In a ∆ABC, point D is on side AB and point E is on side AC, such that BCED is a trapezium. If DE : BC = 3 : 5, then Area (∆ ADE) : Area (◻BCED) =

(a) 3 : 4
(b) 9 : 16
(c) 3 : 5
(d) 9 : 25

Solution:

Given: In ΔABC, D is on side AB and point E is on side AC, such that BCED is a trapezium. DE: BC = 3:5.

To find: Calculate the ratio of the areas of ΔADE and the trapezium BCED.
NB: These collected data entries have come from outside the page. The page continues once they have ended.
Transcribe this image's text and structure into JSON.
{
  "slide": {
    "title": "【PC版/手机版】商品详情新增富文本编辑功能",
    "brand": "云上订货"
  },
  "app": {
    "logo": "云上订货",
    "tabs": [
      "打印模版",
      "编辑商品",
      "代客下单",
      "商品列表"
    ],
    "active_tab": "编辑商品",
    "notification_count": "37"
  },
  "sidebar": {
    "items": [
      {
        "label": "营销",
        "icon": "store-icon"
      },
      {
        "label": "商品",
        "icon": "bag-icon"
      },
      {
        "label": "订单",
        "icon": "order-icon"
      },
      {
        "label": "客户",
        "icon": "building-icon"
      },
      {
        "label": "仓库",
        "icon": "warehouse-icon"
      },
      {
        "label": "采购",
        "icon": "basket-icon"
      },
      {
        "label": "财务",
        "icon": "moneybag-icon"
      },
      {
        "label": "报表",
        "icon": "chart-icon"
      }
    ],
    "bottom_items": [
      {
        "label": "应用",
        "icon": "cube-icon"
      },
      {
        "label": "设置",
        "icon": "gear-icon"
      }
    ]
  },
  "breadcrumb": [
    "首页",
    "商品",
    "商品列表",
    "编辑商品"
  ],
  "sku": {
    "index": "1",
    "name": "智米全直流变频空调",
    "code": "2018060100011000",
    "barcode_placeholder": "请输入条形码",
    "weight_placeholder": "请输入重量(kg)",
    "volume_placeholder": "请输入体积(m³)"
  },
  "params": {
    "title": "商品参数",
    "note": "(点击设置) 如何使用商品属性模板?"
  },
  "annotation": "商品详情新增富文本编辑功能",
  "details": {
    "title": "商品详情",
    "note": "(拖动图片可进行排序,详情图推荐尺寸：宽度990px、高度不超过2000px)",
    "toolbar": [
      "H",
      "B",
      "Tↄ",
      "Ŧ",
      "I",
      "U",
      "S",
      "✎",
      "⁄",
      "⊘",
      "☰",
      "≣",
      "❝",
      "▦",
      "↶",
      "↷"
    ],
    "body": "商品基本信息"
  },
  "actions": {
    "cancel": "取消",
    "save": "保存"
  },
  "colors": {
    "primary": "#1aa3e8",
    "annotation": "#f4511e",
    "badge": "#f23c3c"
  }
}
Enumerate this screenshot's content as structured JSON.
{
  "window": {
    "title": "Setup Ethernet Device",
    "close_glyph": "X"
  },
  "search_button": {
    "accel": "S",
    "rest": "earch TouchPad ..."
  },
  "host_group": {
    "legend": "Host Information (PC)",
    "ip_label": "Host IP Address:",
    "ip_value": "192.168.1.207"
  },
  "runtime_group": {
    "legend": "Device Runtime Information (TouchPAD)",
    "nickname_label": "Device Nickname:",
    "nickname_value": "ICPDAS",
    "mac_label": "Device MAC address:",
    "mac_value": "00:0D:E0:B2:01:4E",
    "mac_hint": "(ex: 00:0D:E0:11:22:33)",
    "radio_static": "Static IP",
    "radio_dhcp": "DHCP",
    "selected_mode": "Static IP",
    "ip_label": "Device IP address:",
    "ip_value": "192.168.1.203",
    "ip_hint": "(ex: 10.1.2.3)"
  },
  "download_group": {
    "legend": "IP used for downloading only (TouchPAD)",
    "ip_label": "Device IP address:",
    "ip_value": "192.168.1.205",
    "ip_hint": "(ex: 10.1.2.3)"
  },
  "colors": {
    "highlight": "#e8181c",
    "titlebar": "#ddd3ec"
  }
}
$\frac{\operatorname{Ar}(\Delta \mathrm{ADE})}{\operatorname{Ar}(\Delta \mathrm{ABC})}=\frac{\mathrm{DE}^{2}}{\mathrm{BC}^{2}}$

$\frac{\operatorname{Ar}(\triangle \mathrm{ADE})}{\operatorname{Ar}(\triangle \mathrm{ABC})}=\frac{3^{2}}{5^{2}}$

$\frac{\operatorname{Ar}(\triangle \mathrm{ADE})}{\operatorname{Ar}(\triangle \mathrm{ABC})}=\frac{9}{25}$

Let Area of ΔADE = 9x sq. units and Area of ΔABC = 25x sq. units

$\operatorname{Ar}[\operatorname{trapBCED}]=\operatorname{Ar}(\triangle \mathrm{ABC})-\operatorname{Ar}(\triangle \mathrm{ADE})$

$=25 x-9 x$

$=16 x \mathrm{sq}$ units

Now ,

$\frac{\operatorname{Ar}(\triangle \mathrm{ADE})}{\operatorname{Ar}(\operatorname{trapBCED})}=\frac{9 x}{16 x}$

$\frac{\operatorname{Ar}(\triangle \mathrm{ADE})}{\operatorname{Ar}(\operatorname{trapBCED})}=\frac{9}{16}$

Hence the correct answer is $(b)$.